Um dos rituais praticados nestes momentos pelos guanches consistia na remoção dos órgãos do corpo do morto e a sua colocação num cesto. Um jovem voluntário saltaria de um topo de um penhasco para o mar com esse cesto. Antes de cometer este suicídio ritual, os parentes do falecido dariam ao jovem mensagens para o morto. Obviamente, este ritual só era praticado na morte de um nobre de alta estirpe, caso contrário a população guanche ter-se-ia extinto mesmo se a ajuda dos invasores castelhanos…
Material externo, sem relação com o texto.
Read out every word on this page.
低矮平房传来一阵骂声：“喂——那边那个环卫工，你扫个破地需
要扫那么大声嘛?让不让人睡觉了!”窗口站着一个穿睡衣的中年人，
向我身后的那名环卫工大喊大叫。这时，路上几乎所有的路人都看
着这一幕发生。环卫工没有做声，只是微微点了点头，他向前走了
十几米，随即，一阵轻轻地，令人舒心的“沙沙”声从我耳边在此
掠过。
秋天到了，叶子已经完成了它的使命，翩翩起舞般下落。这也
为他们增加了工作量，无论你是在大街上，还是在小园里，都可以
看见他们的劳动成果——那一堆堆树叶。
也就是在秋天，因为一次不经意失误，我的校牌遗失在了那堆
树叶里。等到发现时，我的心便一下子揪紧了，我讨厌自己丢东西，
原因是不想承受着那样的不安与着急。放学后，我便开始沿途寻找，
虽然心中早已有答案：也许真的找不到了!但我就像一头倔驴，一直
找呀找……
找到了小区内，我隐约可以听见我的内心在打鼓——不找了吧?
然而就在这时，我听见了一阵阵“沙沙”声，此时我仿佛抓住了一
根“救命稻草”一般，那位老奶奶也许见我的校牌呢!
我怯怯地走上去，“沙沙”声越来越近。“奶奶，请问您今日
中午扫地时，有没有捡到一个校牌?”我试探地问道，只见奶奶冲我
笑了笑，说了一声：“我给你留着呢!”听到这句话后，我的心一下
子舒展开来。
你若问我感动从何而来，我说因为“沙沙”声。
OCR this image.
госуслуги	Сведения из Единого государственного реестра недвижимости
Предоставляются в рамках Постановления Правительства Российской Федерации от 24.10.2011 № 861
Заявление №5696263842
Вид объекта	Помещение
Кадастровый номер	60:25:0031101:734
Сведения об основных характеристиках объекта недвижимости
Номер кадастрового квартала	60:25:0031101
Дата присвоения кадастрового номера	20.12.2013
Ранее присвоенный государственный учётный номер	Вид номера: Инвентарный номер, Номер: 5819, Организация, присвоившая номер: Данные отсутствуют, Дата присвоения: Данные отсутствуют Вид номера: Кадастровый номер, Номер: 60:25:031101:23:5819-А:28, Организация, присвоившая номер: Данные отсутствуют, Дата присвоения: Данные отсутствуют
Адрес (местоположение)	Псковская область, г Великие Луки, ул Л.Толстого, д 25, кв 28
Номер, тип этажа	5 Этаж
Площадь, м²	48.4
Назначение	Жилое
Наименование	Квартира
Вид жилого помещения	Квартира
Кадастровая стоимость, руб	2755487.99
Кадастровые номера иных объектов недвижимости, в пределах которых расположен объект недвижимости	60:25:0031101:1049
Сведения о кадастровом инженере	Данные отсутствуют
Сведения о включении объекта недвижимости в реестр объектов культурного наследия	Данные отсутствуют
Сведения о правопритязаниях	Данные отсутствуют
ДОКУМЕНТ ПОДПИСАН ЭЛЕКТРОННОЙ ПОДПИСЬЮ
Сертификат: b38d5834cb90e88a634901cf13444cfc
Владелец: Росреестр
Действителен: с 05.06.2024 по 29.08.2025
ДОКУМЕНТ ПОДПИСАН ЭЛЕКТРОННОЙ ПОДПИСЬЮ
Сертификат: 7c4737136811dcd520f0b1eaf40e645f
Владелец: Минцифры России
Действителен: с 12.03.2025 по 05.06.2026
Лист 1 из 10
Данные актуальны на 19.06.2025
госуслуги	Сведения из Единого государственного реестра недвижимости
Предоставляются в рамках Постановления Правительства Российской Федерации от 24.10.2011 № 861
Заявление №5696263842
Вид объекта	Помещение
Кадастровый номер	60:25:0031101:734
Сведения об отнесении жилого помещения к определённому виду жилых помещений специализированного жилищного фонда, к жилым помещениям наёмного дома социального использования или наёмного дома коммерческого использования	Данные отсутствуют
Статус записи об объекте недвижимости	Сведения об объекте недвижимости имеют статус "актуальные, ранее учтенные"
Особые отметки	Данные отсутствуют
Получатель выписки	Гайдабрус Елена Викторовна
Depois do cumprimento deste ritual, o corpo era lavado e recheado com unguentos preparados a partir de várias plantas e minerais segundo uma fórmula que se desconhece. O corpo era então colocado sob o Sol durante várias semanas até que, completamente seco, se tornava numa múmia ou xaxo. Uma vez preparada, a xaxo era enrolada em peles de animais, pintada e marcada de modo a permitir a posterior identificação. O corpo era então colocado numa caverna que servia de jazigo familiar e rodeado de oferendas.

b) A Sociedade Guanche

No topo da sociedade encontrava-se o Mencey, ou monarca. Mais abaixo na hierarquia encontramos os achimencey (nobres), que mantinham um estatuto elevado mercê das suas ligações de parentesco com a família real. Os cichiciquitzos formavam uma espécie de “classe média”, sendo os achicaxna o estrato social mais baixo. Toda a terra e gado pertencia aos Mencey que os distribuía pelas classes mais altas de acordo com os seus méritos e necessidades, ocupando assim um papel central na economia guanche. Não parece ter existido uma classe sacerdotal, sendo as funções religiosas executadas pelos Menceys. Apesar disso existiam os Guañameñe, uma espécie de profetas que percorriam a ilha e que recolhiam grande respeito e veneração.

c) A Origem dos Guanches

Os antepassados dos guanches chegaram às ilhas por mar, a partir do Norte de África, e pertencem ao mesmo estrato étnico dos Berberes das montanhas do Atlas e – segundo Sergi – à matriz Hamítica aparentada com a raça dos iberos. De acordo com os relatos dos conquistadores europeus, os Guanches eram um “raça muito bela, de tez branca, altos, musculosos, com muitos indivíduos louros entre os seus”. A sua alta estatura deve ser compreendida tendo em conta a estatura média dos europeus de então. Quanto aos indivíduos de cabelo loiro, ainda hoje podem ser encontrados esses exemplos por entre os berberes da cadeia do Atlas. Alguns tentaram negar esta origem africana dos Guanches principalmente devido a motivações políticas para refutar reclamações territoriais por parte do Reino de Marrocos.

d) História de Tenerife

De acordo com a tradição, a ilha de Tenerife havia sido inicialmente governada por um único Mencey chamado Tinerfe, o Grande. Parece ter residido na região de Adeje na zona mais ao Sul da ilha. Após a sua morte a ilha foi dividida entre os seus filhos e netos. De qualquer modo, é certo que quando chegaram os primeiros europeus, Tenerife tinha nove reinos, ou Menceys, independentes. Os pequenos reinos eram conhecidos como: Anaga, Tegueste, Tacoronte, Taoro, Icod, Daute, Adeje, Abona e Güimar. Estes reinos estendiam-se desde a costa até às encostas das montanhas do interior. Os cumes das montanhas, e nomeadamente Teide, eram territórios comuns utilizados pelos pastores dos vários reinos e essenciais aos reinos mais pobres do Sul. Por contraste, os mais abastados reinos do norte possuíam campos com diversas culturas agrícolas.